As a largely sexless director, there’s every chance that Denis Villeneuve’s incoming reinvention of the long-running franchise will leave the hero’s more chauvinistic tendencies at the door, but if there’s one thing Craig could point to, it was that his stint as 007 was nowhere near as bad as some of his predecessors.
That’s not saying much, since the series spent its first four decades treating most of its female characters as objects, first and foremost. “He might be chauvinistic occasionally, but the women he likes are strong, intelligent, and are equal to him,” Craig maintained of his interpretation of the suave spy, something that couldn’t be said of the way Sean Connery treated Shirley Eaton’s Jill Masterson in Goldfinger.
In the classic globetrotting adventure, the original vintage dismisses his onscreen paramour’s importance to any conversation he deems important by brushing her off with a blunt, “Run along, dear, man talk.” If that wasn’t bad enough, “And then he slaps her arse!” as Craig so eloquently but not inaccurately put it.
However, he wasn’t against the idea of his Bond doing something similar, but only if there were consequences. “If there was a possibility,” he ruminated. “And I kind of think, ‘Why not?’, he should get a slap back.
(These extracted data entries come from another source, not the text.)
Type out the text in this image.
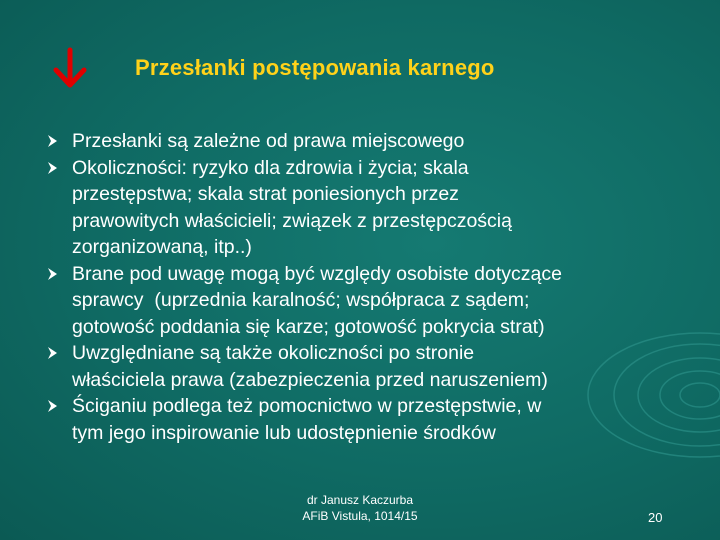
Przesłanki postępowania karnego
Przesłanki są zależne od prawa miejscowego
Okoliczności: ryzyko dla zdrowia i życia; skala
przestępstwa; skala strat poniesionych przez
prawowitych właścicieli; związek z przestępczością
zorganizowaną, itp..)
Brane pod uwagę mogą być względy osobiste dotyczące
sprawcy  (uprzednia karalność; współpraca z sądem;
gotowość poddania się karze; gotowość pokrycia strat)
Uwzględniane są także okoliczności po stronie
właściciela prawa (zabezpieczenia przed naruszeniem)
Ściganiu podlega też pomocnictwo w przestępstwie, w
tym jego inspirowanie lub udostępnienie środków
dr Janusz Kaczurba
AFiB Vistula, 1014/15	20
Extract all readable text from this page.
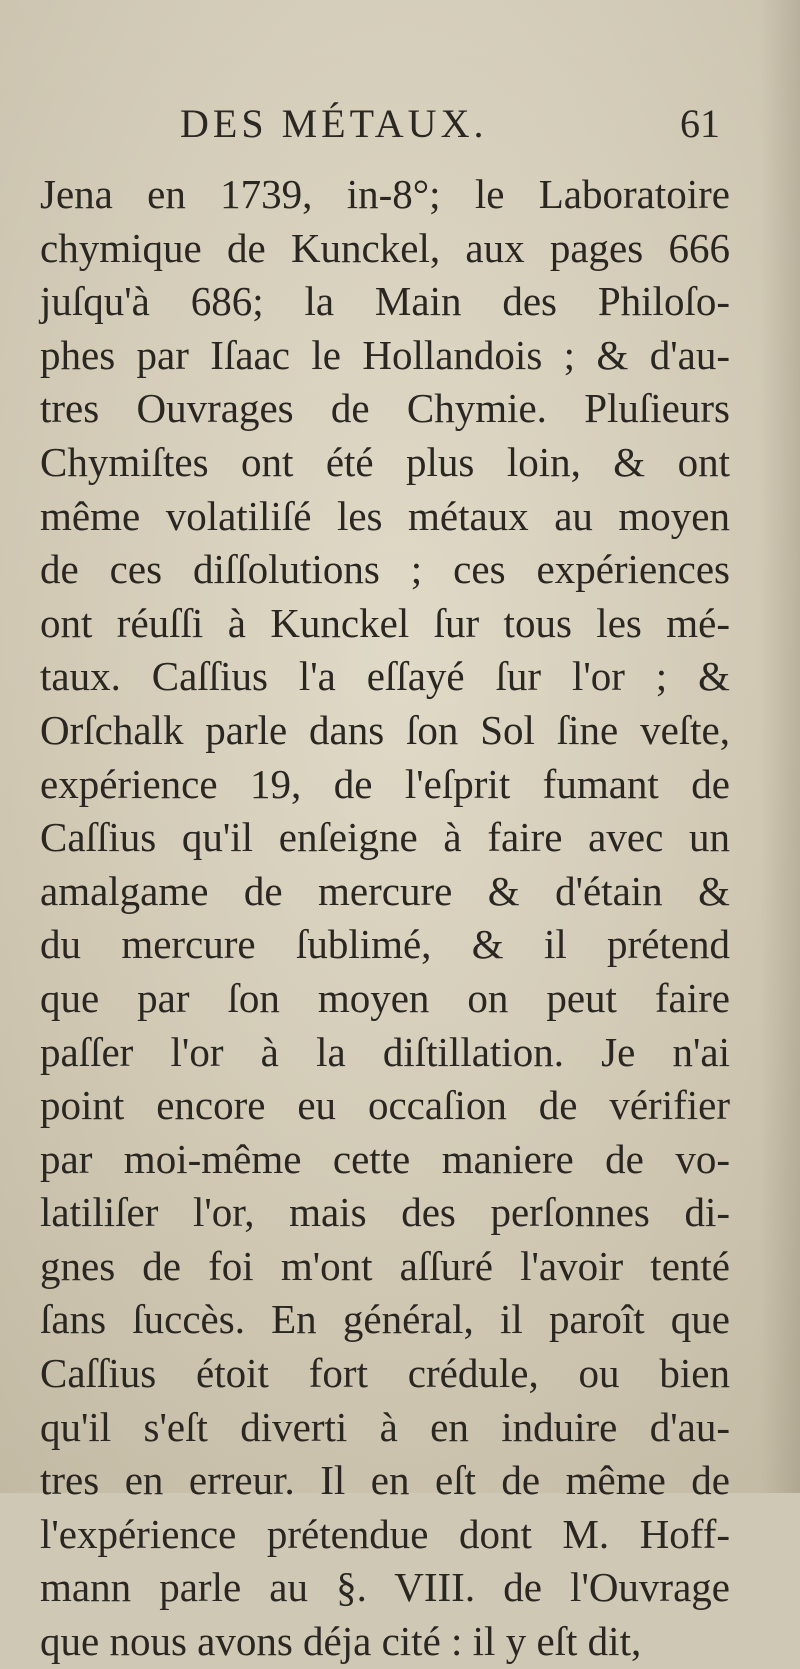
DES MÉTAUX.	61
Jena en 1739, in-8°; le Laboratoire
chymique de Kunckel, aux pages 666
juſqu'à 686; la Main des Philoſo-
phes par Iſaac le Hollandois ; & d'au-
tres Ouvrages de Chymie. Pluſieurs
Chymiſtes ont été plus loin, & ont
même volatiliſé les métaux au moyen
de ces diſſolutions ; ces expériences
ont réuſſi à Kunckel ſur tous les mé-
taux. Caſſius l'a eſſayé ſur l'or ; &
Orſchalk parle dans ſon Sol ſine veſte,
expérience 19, de l'eſprit fumant de
Caſſius qu'il enſeigne à faire avec un
amalgame de mercure & d'étain &
du mercure ſublimé, & il prétend
que par ſon moyen on peut faire
paſſer l'or à la diſtillation. Je n'ai
point encore eu occaſion de vérifier
par moi-même cette maniere de vo-
latiliſer l'or, mais des perſonnes di-
gnes de foi m'ont aſſuré l'avoir tenté
ſans ſuccès. En général, il paroît que
Caſſius étoit fort crédule, ou bien
qu'il s'eſt diverti à en induire d'au-
tres en erreur. Il en eſt de même de
l'expérience prétendue dont M. Hoff-
mann parle au §. VIII. de l'Ouvrage
que nous avons déja cité : il y eſt dit,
And I think those things are good to play with, and don’t be afraid of it.”
Is it the most misogynistic moment in 007 history? Depends on who you ask, really. Judi Dench wasn’t strictly lying when she called Pierce Brosnan a “sexist, misogynist dinosaur” in GoldenEye, with Connery and Roger Moore not exactly treating their opposite numbers with the greatest of respect, whether that’s physically or emotionally, but that’s how Bond was back then, and he’s obligated to move with the times.
On the other hand, the casting process continues to use a seduction scene as the deal-breaker in finding the next person to inherit the tux and Walther PPK, so it’s not something that’ll ever be completely eradicated, for better or worse.